By Christy Barritt
Countries that Believe in God the Most, the Least
The Philippines is the most God-fearing country in the world. That’s according to a new report from the National Opinion Research Center at the University of Chicago.
Ninety-four percent of people in that country say “they’ve always believed in God.”
In other parts of the world, 81 percent of Americans say they’ve always believed in God, while only 37 percent of people living in Great Britain, 25 percent in Japan, and 13 percent in former East Germany say the same.
The report analyzed 30 countries based on surveys from the International Social Survey Program, and stated, “While there is a modest, general shift away from belief in God, there is enormous variation across countries in the level of believers, atheists, and intermediate groups.”
The survey also showed that Russia, Israel, and Slovenia reported an increase in the belief in God and that not a single person in East Germany under 27 years old said he or she knew for sure that God exists.
Young Women’s Values Changed Since 1990s
Young women today are more likely than young men to value a financially successful career. They are also more likely to highly value having a successful marriage and being a successful parent than women did in the ’90s.
The Pew Research Center studied surveys done in 2010 and 2011 and compared them to a 1997 survey. The results showed a shift in values for women 18-43 years old.
In 1997, young men were more likely than young women to place a high priority on marriage, a statistic that was reversed in 2010-2011. Also in 1997, 39 percent of young men and 42 percent of young women said that being a good parent is “one of the most important things in their lives.” In the 2010-2011 surveys, those numbers rose to 47 percent for young men and 59 percent for young women.
Scientists Disprove “God Spot”
Scientists previously believed that only one area of the brain was directly responsible for spirituality. They called this area the “God spot.”
A new study published by the International Journal of the Psychology of Religion has found this is not true.
Spirituality uses many parts of the brain, the study showed. The new research concluded that spiritual experiences are highly complex and occur in multiple lobes.

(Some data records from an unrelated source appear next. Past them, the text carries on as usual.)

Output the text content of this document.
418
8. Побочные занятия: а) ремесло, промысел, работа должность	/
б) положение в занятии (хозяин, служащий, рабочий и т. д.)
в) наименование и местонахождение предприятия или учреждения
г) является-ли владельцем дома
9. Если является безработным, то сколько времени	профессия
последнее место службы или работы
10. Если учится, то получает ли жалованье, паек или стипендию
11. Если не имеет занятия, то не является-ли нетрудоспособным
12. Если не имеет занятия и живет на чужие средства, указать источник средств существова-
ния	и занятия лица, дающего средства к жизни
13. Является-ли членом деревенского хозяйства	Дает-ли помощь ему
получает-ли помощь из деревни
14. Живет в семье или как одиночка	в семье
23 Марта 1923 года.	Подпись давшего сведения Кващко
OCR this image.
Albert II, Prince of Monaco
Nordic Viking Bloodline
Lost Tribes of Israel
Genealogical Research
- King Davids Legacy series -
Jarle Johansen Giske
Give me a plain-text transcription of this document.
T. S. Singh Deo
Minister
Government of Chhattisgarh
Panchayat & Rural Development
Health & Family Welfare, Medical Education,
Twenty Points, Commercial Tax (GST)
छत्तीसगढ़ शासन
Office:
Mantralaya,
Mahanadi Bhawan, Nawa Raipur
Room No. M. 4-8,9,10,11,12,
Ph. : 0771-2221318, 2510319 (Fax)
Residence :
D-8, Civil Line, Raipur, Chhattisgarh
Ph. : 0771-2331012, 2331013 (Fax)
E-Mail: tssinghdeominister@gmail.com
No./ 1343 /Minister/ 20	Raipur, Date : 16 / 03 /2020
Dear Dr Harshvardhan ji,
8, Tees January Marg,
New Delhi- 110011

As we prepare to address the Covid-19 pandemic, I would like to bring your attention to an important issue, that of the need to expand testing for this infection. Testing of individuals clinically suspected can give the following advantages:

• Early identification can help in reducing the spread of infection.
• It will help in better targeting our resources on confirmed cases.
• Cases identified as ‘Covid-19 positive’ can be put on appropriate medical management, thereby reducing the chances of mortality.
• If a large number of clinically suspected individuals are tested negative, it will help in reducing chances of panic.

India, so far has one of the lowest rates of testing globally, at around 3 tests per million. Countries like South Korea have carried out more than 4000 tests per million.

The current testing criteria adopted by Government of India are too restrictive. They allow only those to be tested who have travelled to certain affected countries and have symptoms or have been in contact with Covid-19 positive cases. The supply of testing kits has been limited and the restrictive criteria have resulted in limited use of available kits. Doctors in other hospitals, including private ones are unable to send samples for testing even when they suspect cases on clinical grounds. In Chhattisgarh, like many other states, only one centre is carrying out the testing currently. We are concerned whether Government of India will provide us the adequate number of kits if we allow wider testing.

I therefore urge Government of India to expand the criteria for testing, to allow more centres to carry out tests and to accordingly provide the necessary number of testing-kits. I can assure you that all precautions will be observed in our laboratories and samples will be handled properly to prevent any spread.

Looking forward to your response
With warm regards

“We have found a neuro-psychological basis for spirituality, but it’s not isolated to one specific area of the brain,” said Brick Johnstone, professor of health psychology at the University of Missouri School of Health Professions, in a press release. “Spirituality is a much more dynamic concept that uses many parts of the brain.”
Bible, Quran, and Book of Mormon Equal, According to Half of Americans
Fifty percent of Americans believe the Bible, Quran, and Book of Mormon hold different expressions of the same truths.
That’s what a new survey by The Barna Group, on behalf of the American Bible Society, found. They also found that Americans’ reliance on the Bible has decreased slightly in recent years.
The survey, which included 2,000 adults, found that 85 percent of Americans own a Bible—down from 88 percent in 2011.
Six percent of people interviewed said that the Book of Mormon is sacred or holy. The Bible, on the other hand, dropped by four percent to 82 percent.
Christy Barritt is an award-winning author, freelance writer, and speaker living in Chesapeake, Virginia. She and her husband Scott have two sons.